11.23

Bundesminister für Soziales, Gesundheit, Pflege und Konsumentenschutz Johannes Rauch: Herr Vorsitzender! Geschätzte Mitglieder des Bundesrates! Vielleicht an euch (in Richtung der Besucher:innen) gerichtet: Der Bundesrat ist ja ein Gremium, das ihr jetzt vielleicht zum ersten Mal seht. Es wird nicht immer so gestritten wie aktuell, es geht oft friedlich zu.

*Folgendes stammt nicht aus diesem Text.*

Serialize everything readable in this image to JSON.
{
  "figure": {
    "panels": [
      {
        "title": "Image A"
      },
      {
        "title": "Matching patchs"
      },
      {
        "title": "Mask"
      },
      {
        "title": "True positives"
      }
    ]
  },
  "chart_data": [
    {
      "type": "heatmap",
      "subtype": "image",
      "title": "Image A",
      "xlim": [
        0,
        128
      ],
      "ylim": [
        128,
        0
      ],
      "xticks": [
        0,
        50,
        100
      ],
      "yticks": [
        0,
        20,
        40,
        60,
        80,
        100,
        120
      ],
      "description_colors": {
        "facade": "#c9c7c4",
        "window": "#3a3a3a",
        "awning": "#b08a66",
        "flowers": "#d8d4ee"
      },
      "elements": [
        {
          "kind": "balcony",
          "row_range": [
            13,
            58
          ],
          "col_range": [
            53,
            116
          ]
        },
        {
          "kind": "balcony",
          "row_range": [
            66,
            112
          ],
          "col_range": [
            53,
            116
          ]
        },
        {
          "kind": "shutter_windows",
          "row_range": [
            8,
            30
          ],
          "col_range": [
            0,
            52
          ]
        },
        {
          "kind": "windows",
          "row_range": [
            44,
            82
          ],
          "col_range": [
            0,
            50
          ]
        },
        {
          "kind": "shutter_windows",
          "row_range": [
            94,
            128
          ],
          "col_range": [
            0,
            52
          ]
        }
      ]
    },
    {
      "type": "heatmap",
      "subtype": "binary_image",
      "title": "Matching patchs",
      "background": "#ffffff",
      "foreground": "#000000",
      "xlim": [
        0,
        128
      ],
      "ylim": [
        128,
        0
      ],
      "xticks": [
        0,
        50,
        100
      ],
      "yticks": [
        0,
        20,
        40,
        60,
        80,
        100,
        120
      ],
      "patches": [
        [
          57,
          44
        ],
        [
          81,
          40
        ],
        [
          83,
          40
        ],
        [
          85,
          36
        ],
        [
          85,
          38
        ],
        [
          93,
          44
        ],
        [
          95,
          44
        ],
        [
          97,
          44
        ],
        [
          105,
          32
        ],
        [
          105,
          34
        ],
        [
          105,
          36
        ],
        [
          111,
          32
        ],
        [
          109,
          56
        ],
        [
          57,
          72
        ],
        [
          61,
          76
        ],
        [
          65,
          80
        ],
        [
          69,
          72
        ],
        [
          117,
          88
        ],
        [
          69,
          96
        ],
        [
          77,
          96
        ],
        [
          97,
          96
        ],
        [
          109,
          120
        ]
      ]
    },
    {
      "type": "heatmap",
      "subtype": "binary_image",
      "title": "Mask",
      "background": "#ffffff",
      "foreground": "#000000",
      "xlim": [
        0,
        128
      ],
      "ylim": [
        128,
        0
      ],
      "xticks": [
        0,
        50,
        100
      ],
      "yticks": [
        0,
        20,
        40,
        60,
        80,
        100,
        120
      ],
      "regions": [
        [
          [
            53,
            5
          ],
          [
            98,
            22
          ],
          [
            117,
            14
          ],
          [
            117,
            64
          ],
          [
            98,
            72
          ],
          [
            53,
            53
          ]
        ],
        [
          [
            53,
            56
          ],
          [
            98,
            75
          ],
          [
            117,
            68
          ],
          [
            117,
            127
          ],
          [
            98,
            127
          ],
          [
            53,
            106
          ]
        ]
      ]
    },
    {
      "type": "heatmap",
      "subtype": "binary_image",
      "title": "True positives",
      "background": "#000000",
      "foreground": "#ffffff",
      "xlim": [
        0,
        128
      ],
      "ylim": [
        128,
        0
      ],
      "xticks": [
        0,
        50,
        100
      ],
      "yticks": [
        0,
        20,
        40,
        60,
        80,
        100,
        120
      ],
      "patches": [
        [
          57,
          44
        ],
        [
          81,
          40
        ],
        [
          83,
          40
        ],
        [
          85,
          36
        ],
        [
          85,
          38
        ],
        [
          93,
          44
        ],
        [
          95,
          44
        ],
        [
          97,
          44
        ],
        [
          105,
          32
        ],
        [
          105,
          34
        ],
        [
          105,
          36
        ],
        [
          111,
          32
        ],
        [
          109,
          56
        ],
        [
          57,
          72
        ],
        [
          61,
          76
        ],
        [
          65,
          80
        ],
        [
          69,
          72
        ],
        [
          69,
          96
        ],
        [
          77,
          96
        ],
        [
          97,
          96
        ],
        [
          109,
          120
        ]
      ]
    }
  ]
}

Um vielleicht zu erläutern, worum es jetzt geht: Die Regierung hat Maßnahmen gegen die Teuerung beschlossen und ich bin als Sozialminister auch dafür verantwortlich und werde jetzt von links und von rechts kritisiert. Ich bekomme sozusagen von links und rechts eine (Oh-Rufe bei der SPÖ – Bundesrätin Schumann: Das ist Demokratie!), und damit bin ich schon beim Punkt: Wenn man von links und von rechts kritisiert wird, dann muss man zunächst einmal die beiden Seiten auseinanderhalten. Während ich der linken Seite, nämlich der SPÖ, eine gewisse Glaubwürdigkeit konzediere, wenn es darum geht, soziale Problemlagen anzugehen und Sozialpolitik zu machen (Bundesrätin Schumann: Danke, Herr Minister!), so kann ich diese auf der ganz rechten Seite nicht verorten. (Beifall bei den Grünen.)

Es war schließlich die FPÖ in der Vorgängerregierung, die die Schneise für ein Mindestsicherungsgesetz, das wir jetzt haben, geschlagen hat. (Zwischenruf bei der FPÖ.) Und es ist die FPÖ, die in den Bundesländern, wo sie mitregiert, nicht in der Lage ist, die Spielräume zu nützen, die dieses Gesetz jetzt noch bietet, um Härten abzufedern. Sie ganz rechts müssen also von sozialer Politik nicht reden. Das ist einmal der erste Punkt. (Beifall bei Grünen und SPÖ sowie der Bundesrätin Neurauter.)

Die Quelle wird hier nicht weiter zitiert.